When LaNeatra Hammond’s daughter Lianna was 4 months old, she ended up in the emergency room with rashes and vomiting. An allergist determined she was allergic to milk, corn and soy. By the time she was 2 years old, she had avoided those foods but a skin test showed she was still allergic to milk. But the test indicated she was not allergic to corn and soy anymore.
“By age 4, she didn’t test positive for milk either. She does not have any food restrictions anymore,” says Hammond. “We’re relieved, but the idea of outgrowing allergies is a little confusing.”
In nearly every classroom today, there’s one or two children with a diagnosis of food allergies (1 in 12 nationally, according to a 2011 study published in “Pediatrics.”) Many of them were diagnosed as babies or toddlers. But more than a quarter of them probably aren’t allergic anymore.
Why does outgrowing happen?
Dr. Robert Wood, director of pediatric allergy and immunology at Johns Hopkins University School of Medicine, says that the answer will vary a lot depending on the age of the child and the specific foods involved.
“We think of it as their immune system gradually forgetting that it ever cared about that food. Why some do and some don’t, and why some foods are far less likely to be outgrown than others, is still not known,” says Wood.
The allergen makes a difference
Consistent evidence shows allergies to certain foods that are more likely to be outgrown. With 90 percent of food allergies being to “The Big Eight”: milk, eggs, tree nuts, peanuts, fish, shellfish, wheat and soy, research has determined that they aren’t all equally likely to remain allergies over a lifetime.
Dr. Brian Vickery, an allergist-immunologist and assistant professor of pediatrics at University of North Carolina-Chapel Hill, researches allergies and how they manifest in children.
“Most are the same foods over and over. When you look at that—differences in natural history are significant. Milk, wheat or soy— most will outgrow,” says Vickery.
Another factor that may affect outgrowing allergies is if they are multiple or single allergies, with multiple ones being more challenging to completely outgrow.
What’s happening inside a child’s body?
Vickery says that the outgrowing is not literal—it’s not the dilution of the allergy in the child’s body because they are getting bigger.
“It does not appear to be proportional to the size of the child. We used to think milk and egg were outgrown early in life—and gone by grade school. Some studies suggested that previously, but now, we see them well into the late teenage years. It can happen any time, to any sized child.”
Vickery says that outgrowing allergies is a key scientific question—it might help find a cure or treatment.
“We don’t understand mechanistically why it happens, but we observe it happening all the time. This is tolerance of the allergen, which is what we hope for when we develop treatments,” he says. “Part of our inability to come up with a cure is that we don’t understand what happens in nature when it cures it.”
It appears now that the outgrowing is really the rapidly changing immune system, which is less reactive to the allergens it once reacted strongly to.
To test or not to test: How accurate is the testing?
“Food allergy testing by both blood and skin tests are extremely inaccurate. While negative tests are usually correct, positive tests indicate a true food allergy less than half of the time. All tests therefore need to be interpreted very carefully,” says Wood.
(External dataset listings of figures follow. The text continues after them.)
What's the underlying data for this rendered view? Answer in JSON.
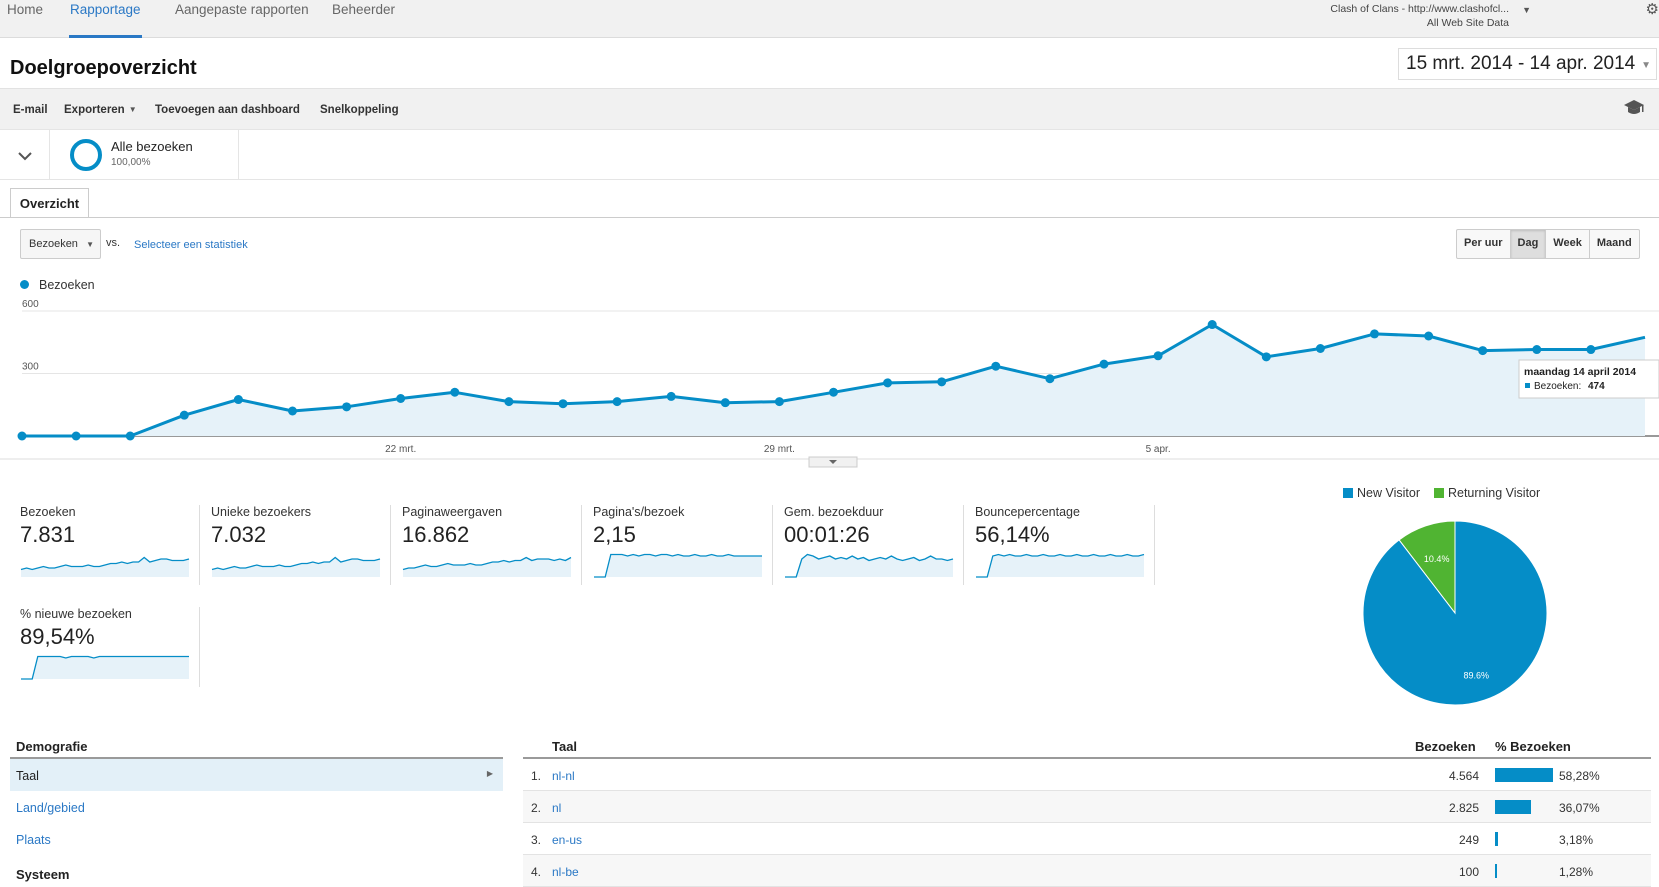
{
  "nav": {
    "tabs": [
      {
        "label": "Home"
      },
      {
        "label": "Rapportage"
      },
      {
        "label": "Aangepaste rapporten"
      },
      {
        "label": "Beheerder"
      }
    ],
    "property_name": "Clash of Clans - http://www.clashofcl...",
    "property_view": "All Web Site Data"
  },
  "header": {
    "title": "Doelgroepoverzicht",
    "date_range": "15 mrt. 2014 - 14 apr. 2014"
  },
  "actions": {
    "email": "E-mail",
    "export": "Exporteren",
    "add_dashboard": "Toevoegen aan dashboard",
    "shortcut": "Snelkoppeling"
  },
  "segment": {
    "name": "Alle bezoeken",
    "percent": "100,00%"
  },
  "tab": {
    "label": "Overzicht"
  },
  "controls": {
    "metric": "Bezoeken",
    "vs": "vs.",
    "select_stat": "Selecteer een statistiek",
    "granularity": [
      "Per uur",
      "Dag",
      "Week",
      "Maand"
    ],
    "active_granularity": "Dag"
  },
  "chart_data": {
    "type": "area",
    "series_name": "Bezoeken",
    "ylim": [
      0,
      600
    ],
    "y_ticks": [
      "600",
      "300"
    ],
    "x_tick_labels": [
      "22 mrt.",
      "29 mrt.",
      "5 apr."
    ],
    "x_tick_index": [
      7,
      14,
      21
    ],
    "values": [
      0,
      0,
      0,
      100,
      175,
      120,
      140,
      180,
      210,
      165,
      155,
      165,
      190,
      160,
      165,
      210,
      255,
      260,
      335,
      275,
      345,
      385,
      535,
      380,
      420,
      490,
      480,
      410,
      415,
      415,
      474
    ],
    "color": "#058dc7",
    "tooltip": {
      "date": "maandag 14 april 2014",
      "label": "Bezoeken:",
      "value": "474"
    }
  },
  "scorecards": [
    {
      "label": "Bezoeken",
      "value": "7.831",
      "spark": [
        5,
        6,
        5,
        6,
        7,
        6,
        6,
        7,
        8,
        7,
        7,
        7,
        8,
        7,
        7,
        8,
        9,
        9,
        10,
        9,
        10,
        10,
        13,
        10,
        11,
        12,
        12,
        11,
        11,
        11,
        12
      ]
    },
    {
      "label": "Unieke bezoekers",
      "value": "7.032",
      "spark": [
        5,
        6,
        5,
        6,
        7,
        6,
        6,
        7,
        8,
        7,
        7,
        7,
        8,
        7,
        7,
        8,
        9,
        9,
        10,
        9,
        10,
        10,
        13,
        10,
        11,
        12,
        12,
        11,
        11,
        11,
        12
      ]
    },
    {
      "label": "Paginaweergaven",
      "value": "16.862",
      "spark": [
        5,
        6,
        6,
        7,
        8,
        7,
        7,
        8,
        9,
        8,
        8,
        8,
        9,
        8,
        8,
        9,
        10,
        10,
        11,
        10,
        11,
        11,
        13,
        11,
        12,
        12,
        12,
        11,
        12,
        11,
        13
      ]
    },
    {
      "label": "Pagina's/bezoek",
      "value": "2,15",
      "spark": [
        0,
        0,
        0,
        15,
        15,
        15,
        14,
        15,
        14,
        15,
        15,
        14,
        15,
        15,
        14,
        15,
        14,
        14,
        15,
        14,
        14,
        15,
        14,
        14,
        15,
        14,
        14,
        14,
        14,
        14,
        14
      ]
    },
    {
      "label": "Gem. bezoekduur",
      "value": "00:01:26",
      "spark": [
        0,
        0,
        0,
        12,
        15,
        14,
        12,
        13,
        14,
        12,
        13,
        12,
        14,
        12,
        13,
        11,
        12,
        13,
        12,
        14,
        12,
        11,
        12,
        13,
        11,
        12,
        14,
        12,
        12,
        11,
        12
      ]
    },
    {
      "label": "Bouncepercentage",
      "value": "56,14%",
      "spark": [
        0,
        0,
        0,
        14,
        15,
        14,
        15,
        14,
        14,
        15,
        14,
        14,
        15,
        14,
        14,
        15,
        14,
        14,
        15,
        14,
        14,
        15,
        14,
        14,
        15,
        14,
        14,
        15,
        14,
        14,
        15
      ]
    },
    {
      "label": "% nieuwe bezoeken",
      "value": "89,54%",
      "spark": [
        0,
        0,
        0,
        15,
        15,
        15,
        15,
        15,
        14,
        15,
        15,
        15,
        15,
        14,
        15,
        15,
        15,
        15,
        15,
        15,
        15,
        15,
        15,
        15,
        15,
        15,
        15,
        15,
        15,
        15,
        15
      ]
    }
  ],
  "pie": {
    "legend": [
      {
        "name": "New Visitor",
        "color": "#058dc7"
      },
      {
        "name": "Returning Visitor",
        "color": "#50b432"
      }
    ],
    "slices": [
      {
        "name": "New Visitor",
        "value": 89.6,
        "label": "89.6%"
      },
      {
        "name": "Returning Visitor",
        "value": 10.4,
        "label": "10.4%"
      }
    ]
  },
  "demographics": {
    "heading": "Demografie",
    "items": [
      "Taal",
      "Land/gebied",
      "Plaats"
    ],
    "active": "Taal",
    "system_heading": "Systeem"
  },
  "table": {
    "columns": {
      "dimension": "Taal",
      "visits": "Bezoeken",
      "pct": "% Bezoeken"
    },
    "rows": [
      {
        "idx": "1.",
        "lang": "nl-nl",
        "visits": "4.564",
        "pct": "58,28%",
        "share": 58.28
      },
      {
        "idx": "2.",
        "lang": "nl",
        "visits": "2.825",
        "pct": "36,07%",
        "share": 36.07
      },
      {
        "idx": "3.",
        "lang": "en-us",
        "visits": "249",
        "pct": "3,18%",
        "share": 3.18
      },
      {
        "idx": "4.",
        "lang": "nl-be",
        "visits": "100",
        "pct": "1,28%",
        "share": 1.28
      }
    ]
  }
}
Dr. Geoffrey Bacon, an allergist from Hampton Roads ENT-Allergy, says that testing doesn’t always eliminate confusion.
“A clinical history from parents is so important, along with a journal of symptoms. There are false negatives on the RAST test so we might miss something and the skin test has a higher false positive rate, says Bacon. “Symptoms are most important. We are treating a patient, not a test.” While it is common to redo testing every few years, the food challenge is the true test.
“A swallow test is the most accurate. Then we know what food they were exposed to and can observe the symptoms and confirm they are characteristic of an allergic reaction,” says Vickery.
There’s evidence that the levels of an antibody called IgE are correlated to outgrowing allergies, and testing those levels to see if they’ve decreased may indicate less of an allergy.
Unfortunately, when it comes to allergies and outgrowing them, allergists and researchers are still playing detective to find out what happens and why.